O mesmo é dizer, que o montante €914.156,87 é apurado com base em valor (€1.094.168,75) que resulta do mapa de imputação rendimentos para 2018 (anexo 2 do RIT e pág.40 do RIT) que a própria Requerente reconhece padecer de erros (daí entender ser de proceder à aludida revisão).

Por outro lado, para apuramento do valor a desconsiderar como rendimento no ano de 2019 (€215.688,67), a Requerente apura um coeficiente por si criado e relativo a duas obras (cfr. pág.39 do RIT) em valor percentual 85,37% (OU SEJA, UM COEFICIENTE QUE NÃO TRADUZ A PERCENTAGEM DE ACABAMENTO PREVISTA NA NCRF19), aplicando-o através de “uma regra de 3 simples”, sobre os custos diretos reconhecidos na contabilidade (€3.025.025,87) referente a TODAS AS OBRAS de forma a apurar um valor de “estimativa de rendimento de 2019” que quantificou em €3.543.228,59 (ver anexo 6 do RIT).

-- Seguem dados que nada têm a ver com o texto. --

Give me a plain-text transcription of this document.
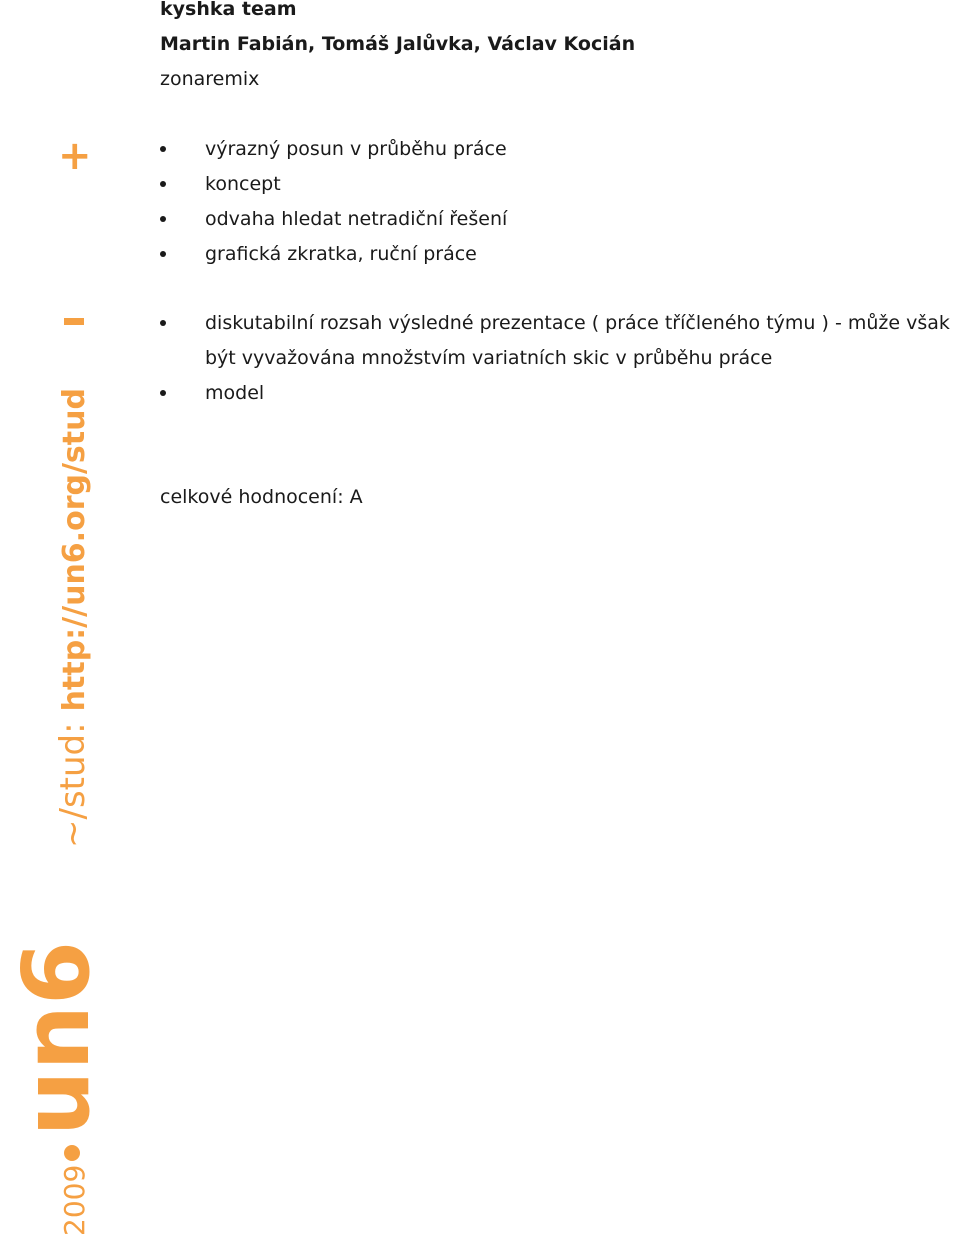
kyshka team
Martin Fabián, Tomáš Jalůvka, Václav Kocián
zonaremix
+	výrazný posun v průběhu práce
koncept
odvaha hledat netradiční řešení
grafická zkratka, ruční práce
diskutabilní rozsah výsledné prezentace ( práce tříčleného týmu ) - může však být vyvažována množstvím variatních skic v průběhu práce
model
celkové hodnocení: A
~/stud: http://un6.org/stud
2009
un6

Posteriormente pela confrontação desta última estimativa com o valor reconhecido com rendimento em 2019 (€3.758.916,08) – cfr. pág.19 do RIT, apurou um ajustamento negativo a estes últimos rendimentos no montante de (€215.688,67).

Os SIT diante das incongruências (assumidas pela Requerente) nos mapas de imputação relativos a gastos e réditos referentes aos anos anteriores e da falta de informação (que a Requerente nunca veio trazer ao conhecimento da AT), entenderam que os ajustamentos negativos referentes aos rendimentos contabilizados no ano de 2019, teriam de ser analisados de forma separada, em função de se tratar de obras que já vinham de anos anteriores (cujos valores padeciam de tais incongruências) ou de obras que se tinham iniciado em 2019 (cujos valores foram apurados no decorrer daquele ano e que a Requerente tinha ao seu alcance reconhece-los de acordo com a NCRF19).

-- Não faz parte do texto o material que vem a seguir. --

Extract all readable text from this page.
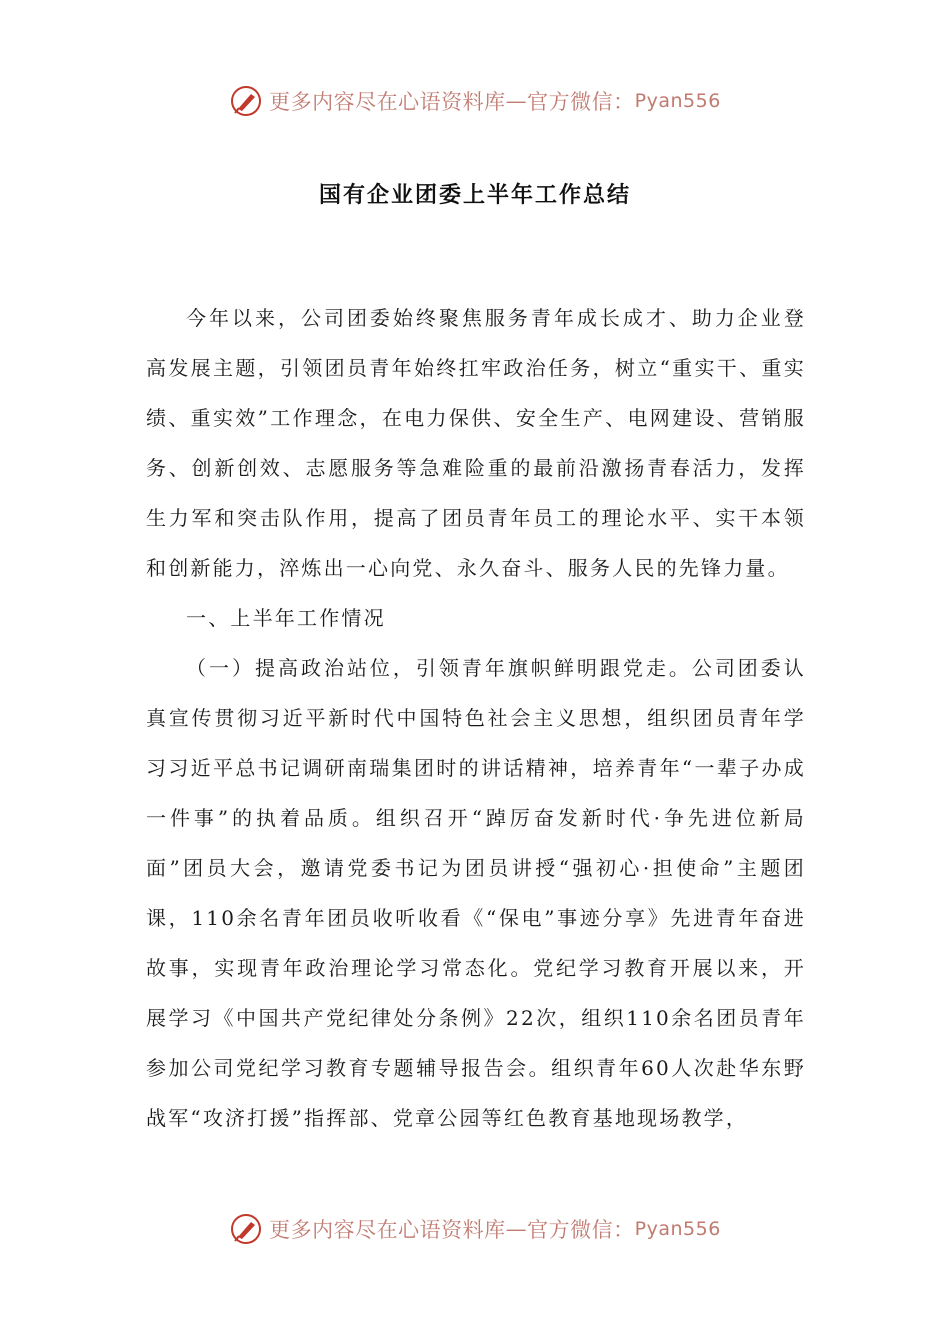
更多内容尽在心语资料库 — 官方微信： Pyan556
国有企业团委上半年工作总结

今年以来，公司团委始终聚焦服务青年成长成才、助力企业登高发展主题，引领团员青年始终扛牢政治任务，树立“重实干、重实绩、重实效”工作理念，在电力保供、安全生产、电网建设、营销服务、创新创效、志愿服务等急难险重的最前沿激扬青春活力，发挥生力军和突击队作用，提高了团员青年员工的理论水平、实干本领和创新能力，淬炼出一心向党、永久奋斗、服务人民的先锋力量。

一、上半年工作情况

（一）提高政治站位，引领青年旗帜鲜明跟党走。公司团委认真宣传贯彻习近平新时代中国特色社会主义思想，组织团员青年学习习近平总书记调研南瑞集团时的讲话精神，培养青年“一辈子办成一件事”的执着品质。组织召开“踔厉奋发新时代·争先进位新局面”团员大会，邀请党委书记为团员讲授“强初心·担使命”主题团课，110余名青年团员收听收看《“保电”事迹分享》先进青年奋进故事，实现青年政治理论学习常态化。党纪学习教育开展以来，开展学习《中国共产党纪律处分条例》22次，组织110余名团员青年参加公司党纪学习教育专题辅导报告会。组织青年60人次赴华东野战军“攻济打援”指挥部、党章公园等红色教育基地现场教学，

更多内容尽在心语资料库 — 官方微信： Pyan556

Assim, a análise concretizada pelos SIT, foi efetuada considerando as duas situações.

Para as obras iniciadas em 2019 (duas obras): os SIT ao poderem validar as variáveis a imputar em relação às obras que se iniciaram em 2019, assumiram como correto o valor do correspondente ajustamento negativo do rédito, apurado pela requerente, no valor total de €53.470,97 (€53.679,57 [obra: ...- Estoril] e -€208,60 [Obra: ...]).

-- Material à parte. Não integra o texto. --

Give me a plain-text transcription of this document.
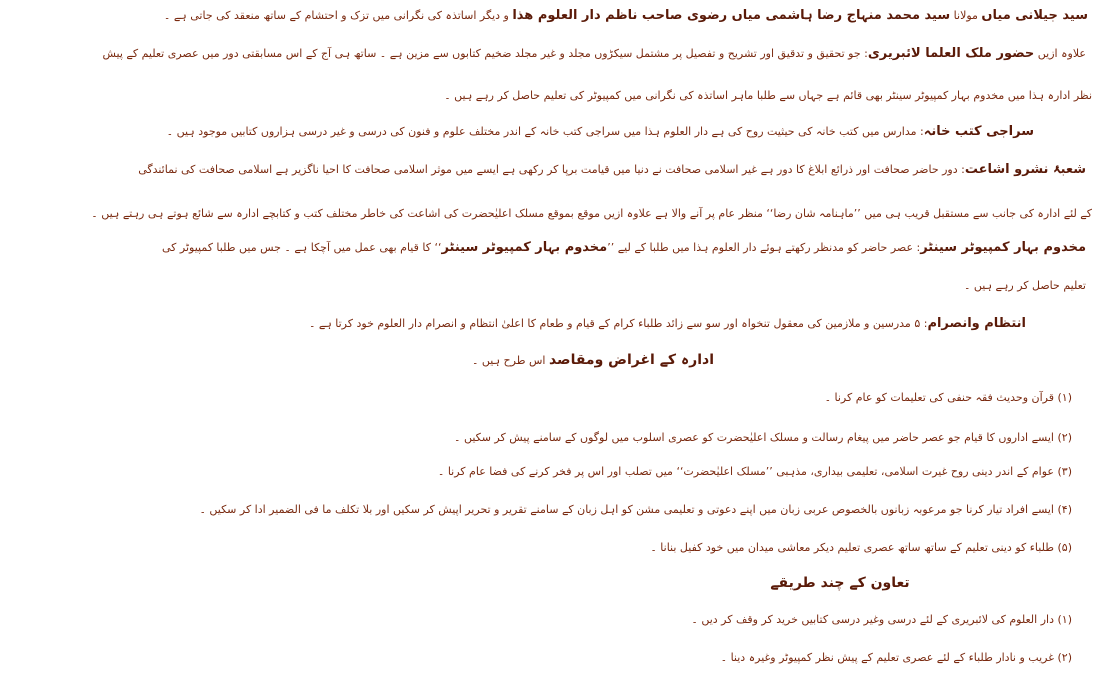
سید جیلانی میاں مولانا سید محمد منہاج رضا ہاشمی میاں رضوی صاحب ناظم دار العلوم ھذا و دیگر اساتذہ کی نگرانی میں تزک و احتشام کے ساتھ منعقد کی جاتی ہے ۔
علاوہ ازیں حضور ملک العلما لائبریری: جو تحقیق و تدقیق اور تشریح و تفصیل پر مشتمل سیکڑوں مجلد و غیر مجلد ضخیم کتابوں سے مزین ہے ۔ ساتھ ہی آج کے اس مسابقتی دور میں عصری تعلیم کے پیش
نظر ادارہ ہذا میں مخدوم بہار کمپیوٹر سینٹر بھی قائم ہے جہاں سے طلبا ماہر اساتذہ کی نگرانی میں کمپیوٹر کی تعلیم حاصل کر رہے ہیں ۔
سراجی کتب خانہ: مدارس میں کتب خانہ کی حیثیت روح کی ہے دار العلوم ہذا میں سراجی کتب خانہ کے اندر مختلف علوم و فنون کی درسی و غیر درسی ہزاروں کتابیں موجود ہیں ۔
شعبۂ نشرو اشاعت: دور حاضر صحافت اور ذرائع ابلاغ کا دور ہے غیر اسلامی صحافت نے دنیا میں قیامت برپا کر رکھی ہے ایسے میں موثر اسلامی صحافت کا احیا ناگزیر ہے اسلامی صحافت کی نمائندگی
کے لئے ادارہ کی جانب سے مستقبل قریب ہی میں ’’ماہنامہ شان رضا‘‘ منظر عام پر آنے والا ہے علاوہ ازیں موقع بموقع مسلک اعلیٰحضرت کی اشاعت کی خاطر مختلف کتب و کتابچے ادارہ سے شائع ہوتے ہی رہتے ہیں ۔
مخدوم بہار کمپیوٹر سینٹر: عصر حاضر کو مدنظر رکھتے ہوئے دار العلوم ہذا میں طلبا کے لیے ’’مخدوم بہار کمپیوٹر سینٹر‘‘ کا قیام بھی عمل میں آچکا ہے ۔ جس میں طلبا کمپیوٹر کی
تعلیم حاصل کر رہے ہیں ۔
انتظام وانصرام: ۵ مدرسین و ملازمین کی معقول تنخواہ اور سو سے زائد طلباء کرام کے قیام و طعام کا اعلیٰ انتظام و انصرام دار العلوم خود کرتا ہے ۔
ادارہ کے اغراض ومقاصد اس طرح ہیں ۔
(۱) قرآن وحدیث فقہ حنفی کی تعلیمات کو عام کرنا ۔
(۲) ایسے اداروں کا قیام جو عصر حاضر میں پیغام رسالت و مسلک اعلیٰحضرت کو عصری اسلوب میں لوگوں کے سامنے پیش کر سکیں ۔
(۳) عوام کے اندر دینی روح غیرت اسلامی، تعلیمی بیداری، مذہبی ’’مسلک اعلیٰحضرت‘‘ میں تصلب اور اس پر فخر کرنے کی فضا عام کرنا ۔
(۴) ایسے افراد تیار کرنا جو مرعوبہ زبانوں بالخصوص عربی زبان میں اپنے دعوتی و تعلیمی مشن کو اہل زبان کے سامنے تقریر و تحریر اپیش کر سکیں اور بلا تکلف ما فی الضمیر ادا کر سکیں ۔
(۵) طلباء کو دینی تعلیم کے ساتھ ساتھ عصری تعلیم دیکر معاشی میدان میں خود کفیل بنانا ۔
تعاون کے چند طریقے
(۱) دار العلوم کی لائبریری کے لئے درسی وغیر درسی کتابیں خرید کر وقف کر دیں ۔
(۲) غریب و نادار طلباء کے لئے عصری تعلیم کے پیش نظر کمپیوٹر وغیرہ دینا ۔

Acresce referir que, como é bom de ver (pág.40 do RIT e anexo 4 do RIT), tais valores decorrem da aplicação da percentagem de acabamento da obra, conforme determina a ncrf19, tendo-se apurado que a Requerente reconheceu contabilisticamente (durante o ano de 2019) como rendimento (valor faturado) foi superior àquele que deve ser reconhecido como valor de rédito correspondente àqueles contratos de construção das obras iniciadas em 2019.

Para as obras iniciadas em anos anteriores a 2019 (três obras): os SIT, não obstante, discordarem com o método aplicado pela Requerente (coeficiente criado pela requerente), todavia dada a falta de elementos (que nunca vieram ser trazidos pela Requerente), consideraram ser adequado seguir a “linha” da Requerente.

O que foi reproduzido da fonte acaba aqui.